The Persian War in Herodotus and Other Ancient Voices, by William Shepherd, Osprey Publishing, Oxford, U.K., 2019, $30
The Persian War recounts one of the most significant conflicts in the history of Western civilization. While the Greco-Persian confrontation stretched roughly from 499 to 450 BC, the critical events unfolded between 490 and 479 BC, a period that encompassed the legendary battles of Marathon, Salamis, Artemisium, Thermopylae and Plataea. Historians have long speculated about how profoundly different the world would certainly have been had the Greeks succumbed to the Persians.
The conflict was among the earliest for which extensive contemporary written records still exist. By far the most important of those were written by Herodotus (484–425 BC), universally acknowledged as the “Father of History.” That said, many other accounts survive, from such classical writers as general turned historian Thucydides (c. 460–400 BC) and playwright Aeschylus (525–456 BC), who as an Athenian citizen soldier had fought in the battles of Marathon, Salamis and Plataea before producing The Persians, the world’s oldest surviving theatrical work, in 472 BC.
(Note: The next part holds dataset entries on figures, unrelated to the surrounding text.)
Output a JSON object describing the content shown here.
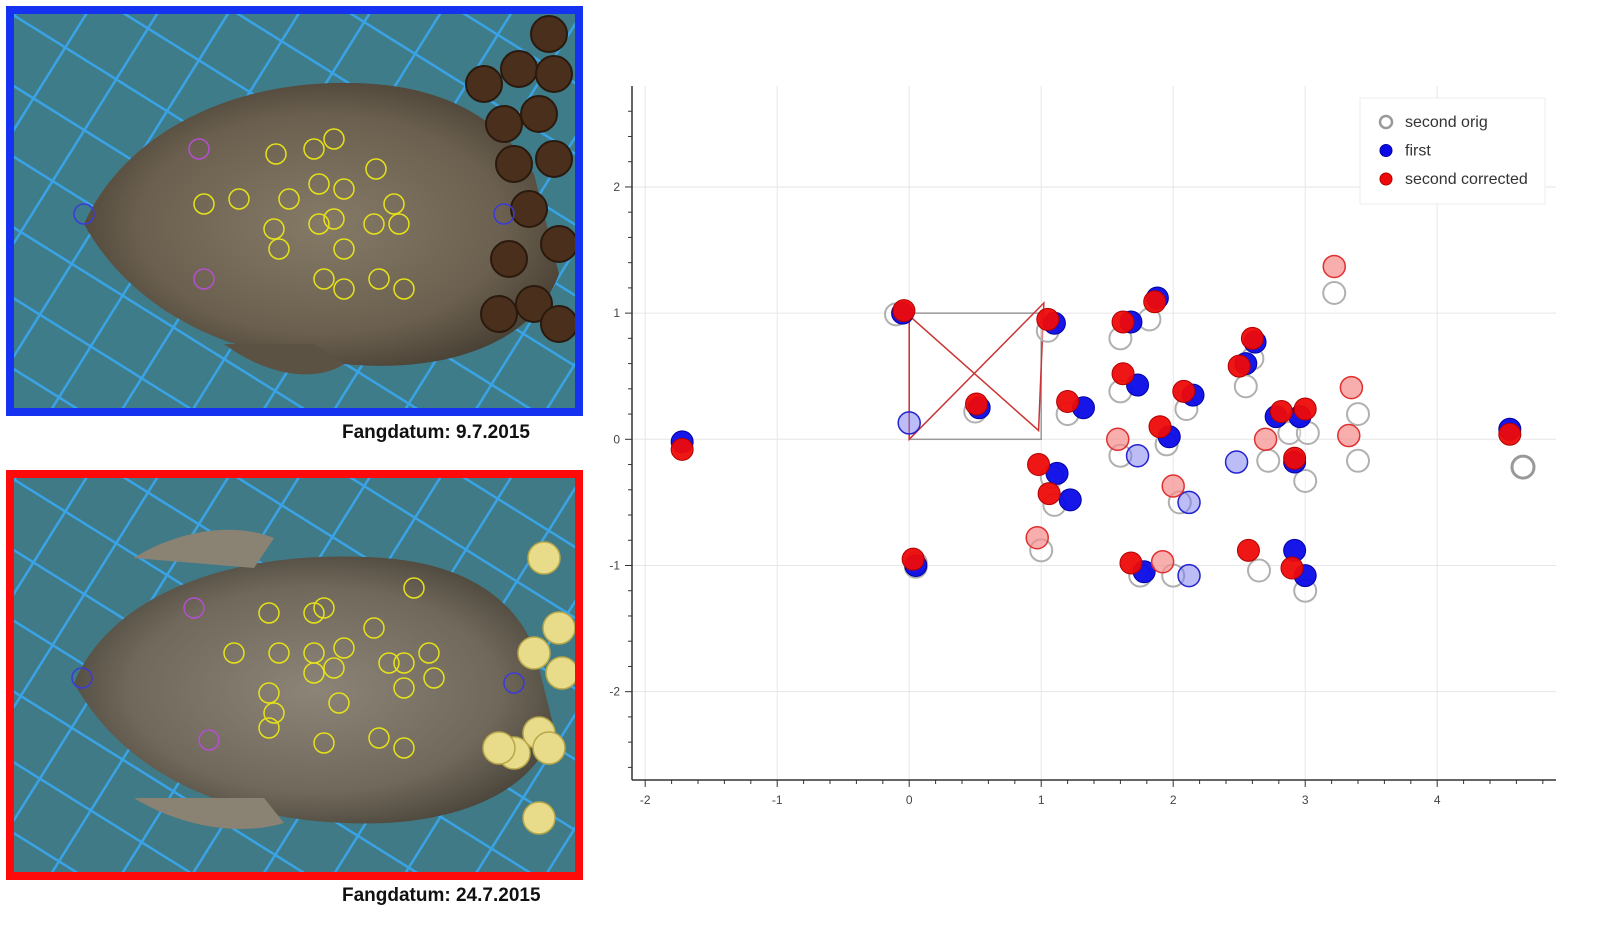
{
  "photos": {
    "top": {
      "caption": "Fangdatum: 9.7.2015",
      "frame_color": "#1432f0"
    },
    "bottom": {
      "caption": "Fangdatum: 24.7.2015",
      "frame_color": "#ff0a0a"
    }
  },
  "chart_data": {
    "type": "scatter",
    "title": "",
    "xlabel": "",
    "ylabel": "",
    "xlim": [
      -2.1,
      4.9
    ],
    "ylim": [
      -2.7,
      2.8
    ],
    "xticks": [
      -2,
      -1,
      0,
      1,
      2,
      3,
      4
    ],
    "yticks": [
      -2,
      -1,
      0,
      1,
      2
    ],
    "grid": true,
    "legend_position": "top-right",
    "series": [
      {
        "name": "second orig",
        "style": "hollow-gray",
        "color": "#999999",
        "points": [
          [
            -0.1,
            0.99
          ],
          [
            0.05,
            -1.01
          ],
          [
            1.05,
            0.86
          ],
          [
            1.2,
            0.2
          ],
          [
            1.08,
            -0.3
          ],
          [
            1.1,
            -0.52
          ],
          [
            0.05,
            -0.98
          ],
          [
            1.0,
            -0.88
          ],
          [
            1.6,
            0.8
          ],
          [
            1.6,
            0.38
          ],
          [
            1.6,
            -0.13
          ],
          [
            1.82,
            0.95
          ],
          [
            1.75,
            -1.08
          ],
          [
            1.95,
            -0.04
          ],
          [
            2.0,
            -1.08
          ],
          [
            2.05,
            -0.5
          ],
          [
            2.1,
            0.24
          ],
          [
            2.55,
            0.42
          ],
          [
            2.6,
            0.64
          ],
          [
            2.72,
            -0.17
          ],
          [
            2.88,
            0.05
          ],
          [
            3.02,
            0.05
          ],
          [
            3.0,
            -0.33
          ],
          [
            3.0,
            -1.2
          ],
          [
            2.65,
            -1.04
          ],
          [
            3.22,
            1.16
          ],
          [
            3.4,
            0.2
          ],
          [
            3.4,
            -0.17
          ],
          [
            0.5,
            0.22
          ],
          [
            4.65,
            -0.22
          ]
        ]
      },
      {
        "name": "first",
        "style": "filled-blue",
        "color": "#0a0ae8",
        "points": [
          [
            -1.72,
            -0.02
          ],
          [
            -0.05,
            1.0
          ],
          [
            0.05,
            -1.0
          ],
          [
            0.53,
            0.25
          ],
          [
            1.1,
            0.92
          ],
          [
            1.32,
            0.25
          ],
          [
            1.12,
            -0.27
          ],
          [
            1.22,
            -0.48
          ],
          [
            1.68,
            0.93
          ],
          [
            1.88,
            1.12
          ],
          [
            1.73,
            0.43
          ],
          [
            1.97,
            0.02
          ],
          [
            2.15,
            0.35
          ],
          [
            1.78,
            -1.05
          ],
          [
            2.62,
            0.77
          ],
          [
            2.55,
            0.6
          ],
          [
            2.78,
            0.18
          ],
          [
            2.96,
            0.18
          ],
          [
            2.92,
            -0.18
          ],
          [
            2.92,
            -0.88
          ],
          [
            3.0,
            -1.08
          ],
          [
            4.55,
            0.08
          ]
        ]
      },
      {
        "name": "first",
        "style": "faded-blue",
        "color": "#7a7af0",
        "points": [
          [
            0.0,
            0.13
          ],
          [
            1.73,
            -0.13
          ],
          [
            2.12,
            -0.5
          ],
          [
            2.12,
            -1.08
          ],
          [
            2.48,
            -0.18
          ]
        ]
      },
      {
        "name": "second corrected",
        "style": "filled-red",
        "color": "#ee0a0a",
        "points": [
          [
            -1.72,
            -0.08
          ],
          [
            -0.04,
            1.02
          ],
          [
            0.03,
            -0.95
          ],
          [
            0.51,
            0.28
          ],
          [
            1.05,
            0.95
          ],
          [
            1.2,
            0.3
          ],
          [
            0.98,
            -0.2
          ],
          [
            1.06,
            -0.43
          ],
          [
            1.62,
            0.93
          ],
          [
            1.86,
            1.09
          ],
          [
            1.62,
            0.52
          ],
          [
            1.9,
            0.1
          ],
          [
            2.08,
            0.38
          ],
          [
            1.68,
            -0.98
          ],
          [
            2.6,
            0.8
          ],
          [
            2.5,
            0.58
          ],
          [
            2.82,
            0.22
          ],
          [
            3.0,
            0.24
          ],
          [
            2.92,
            -0.15
          ],
          [
            2.57,
            -0.88
          ],
          [
            2.9,
            -1.02
          ],
          [
            4.55,
            0.04
          ]
        ]
      },
      {
        "name": "second corrected",
        "style": "faded-red",
        "color": "#f78b8b",
        "points": [
          [
            0.97,
            -0.78
          ],
          [
            1.58,
            0.0
          ],
          [
            1.92,
            -0.97
          ],
          [
            2.0,
            -0.37
          ],
          [
            2.7,
            0.0
          ],
          [
            3.22,
            1.37
          ],
          [
            3.35,
            0.41
          ],
          [
            3.33,
            0.03
          ]
        ]
      }
    ],
    "box_original": {
      "x": [
        0,
        1
      ],
      "y": [
        0,
        1
      ],
      "color": "#999999"
    },
    "box_corrected": {
      "points": [
        [
          0.0,
          0.0
        ],
        [
          1.02,
          1.08
        ],
        [
          0.98,
          0.07
        ],
        [
          0.0,
          0.98
        ]
      ],
      "color": "#cc3333"
    }
  }
}
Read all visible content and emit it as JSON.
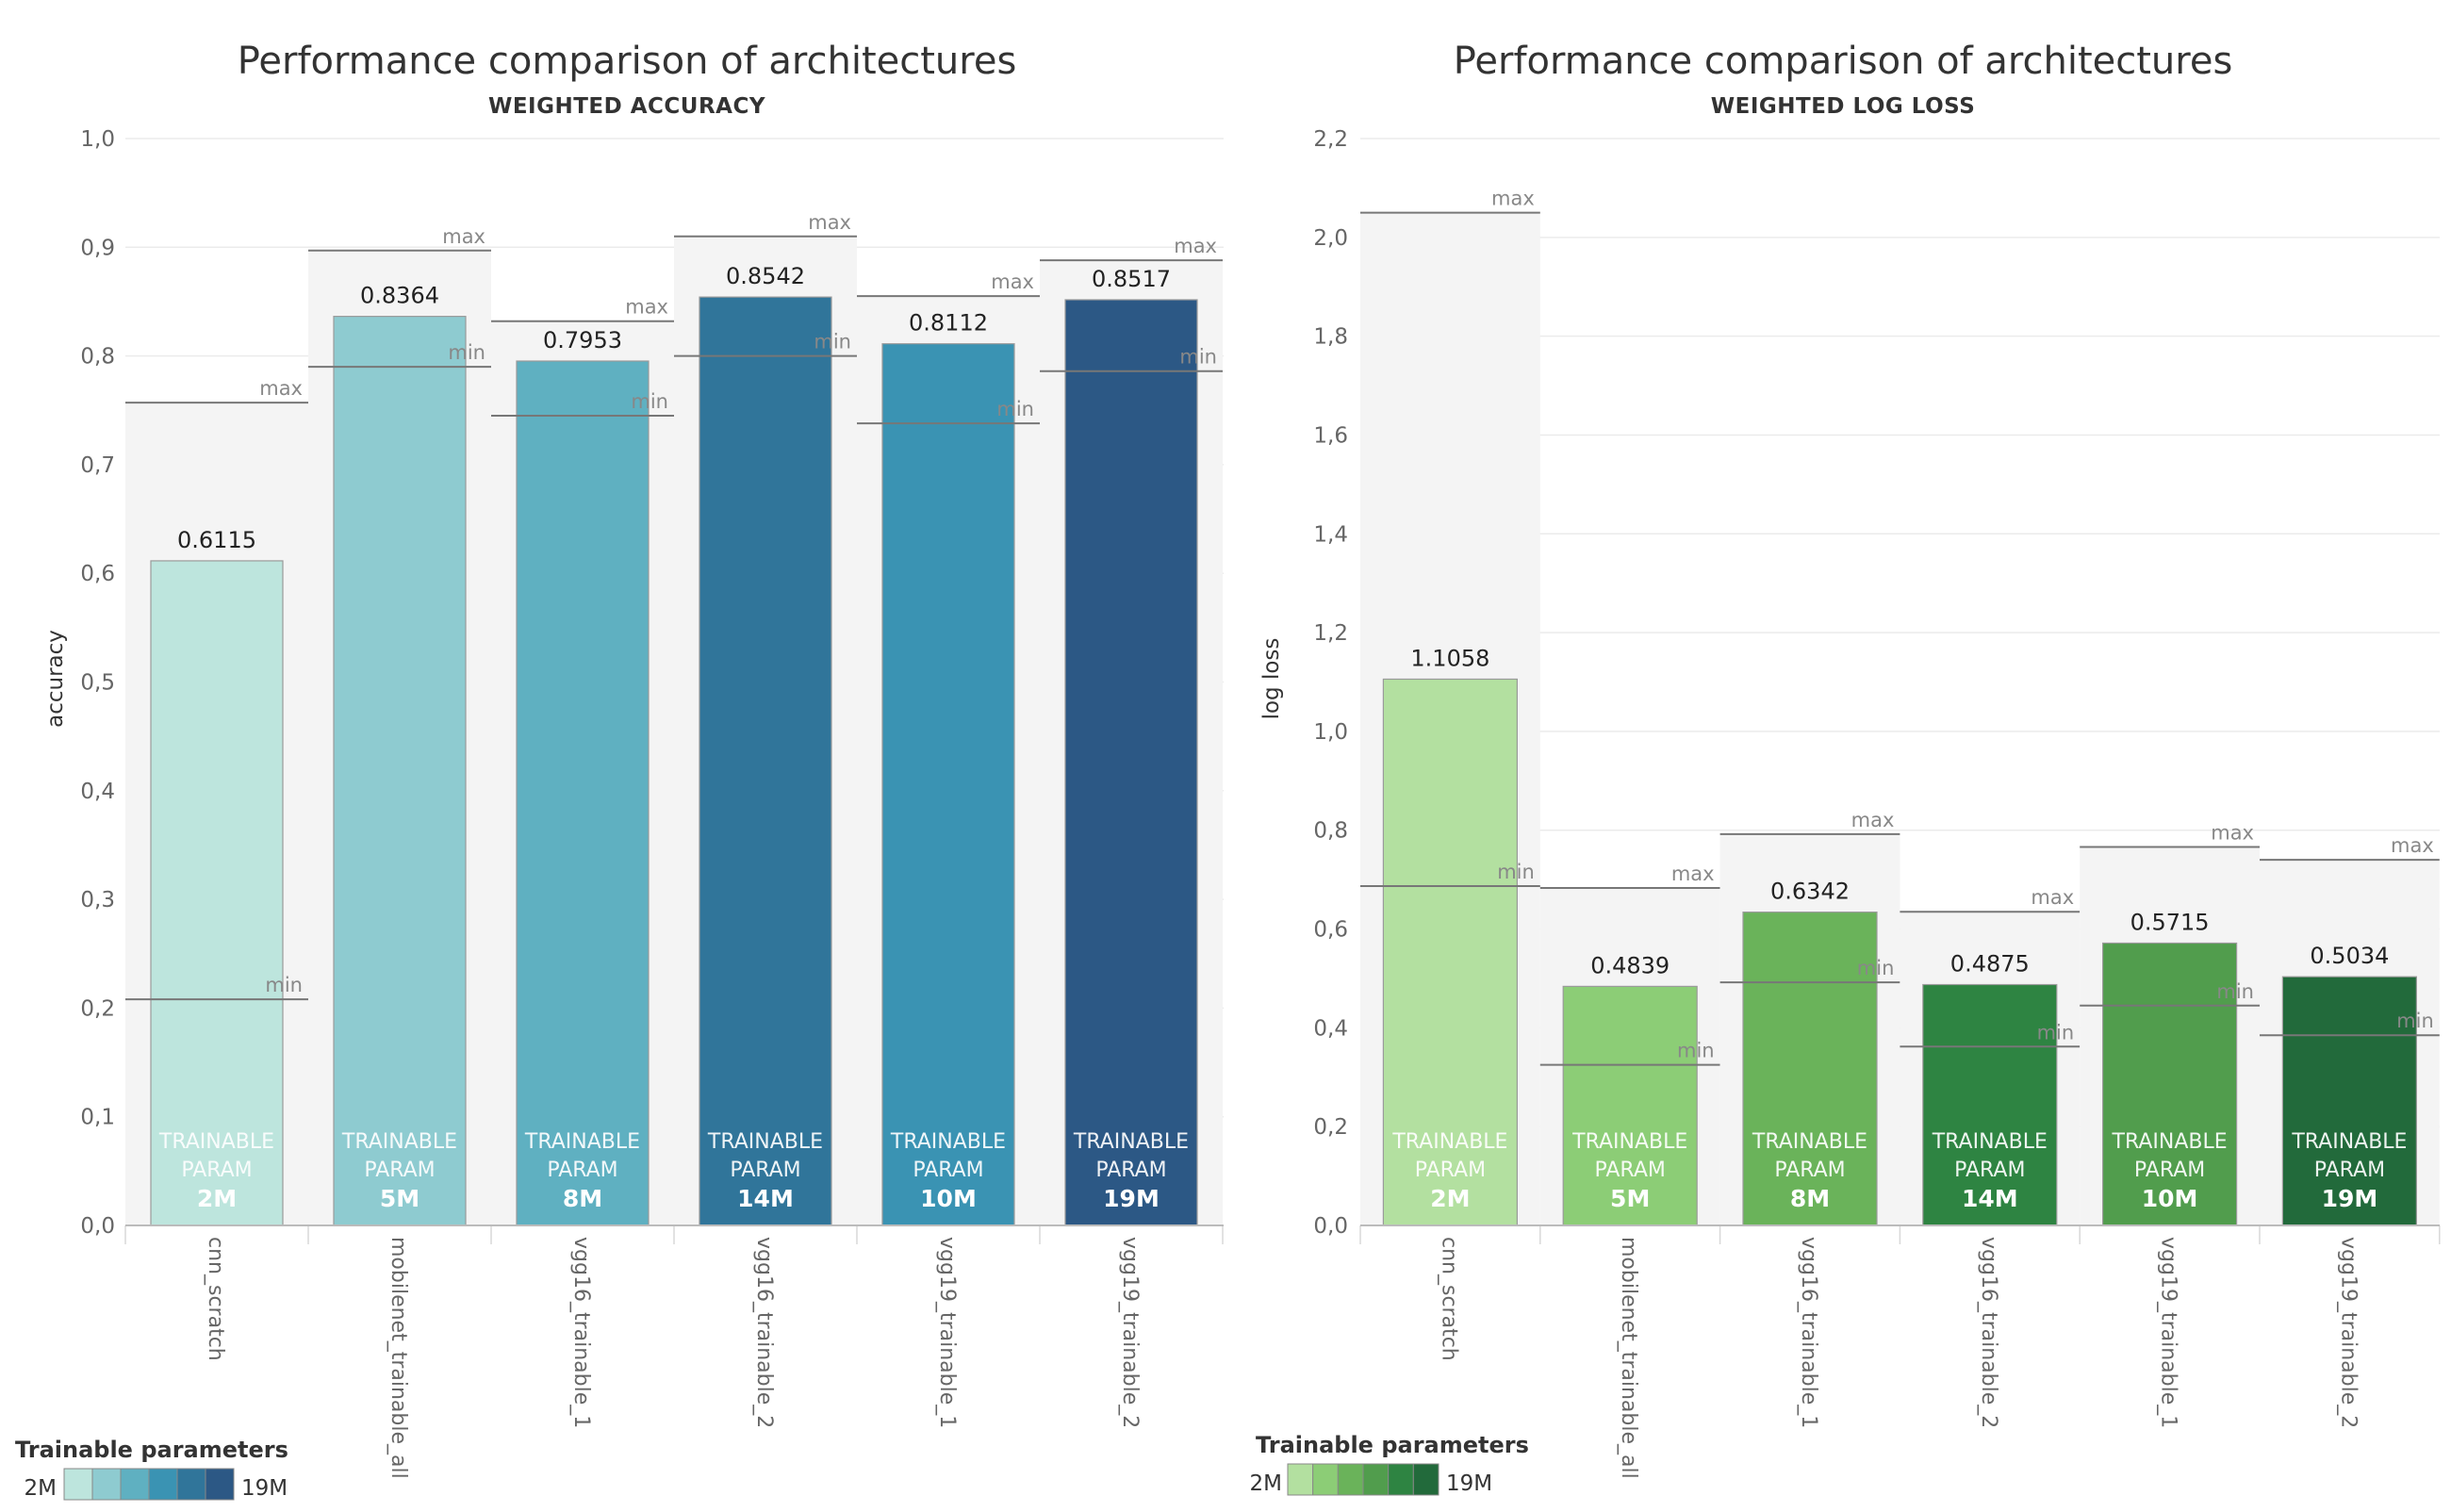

In writing this book William Shepherd employed his knowledge as a former student of the classics at Cambridge to access the ancient records of the Persian War in their original languages. He combined that with an extensive knowledge of matters bellicose, which he gained as the head of Osprey, a well-known publishing company specializing in military history. The result is a scholarly yet highly readable volume combining ancient history with modern research into the modes and methods of classical warfare on both land and sea.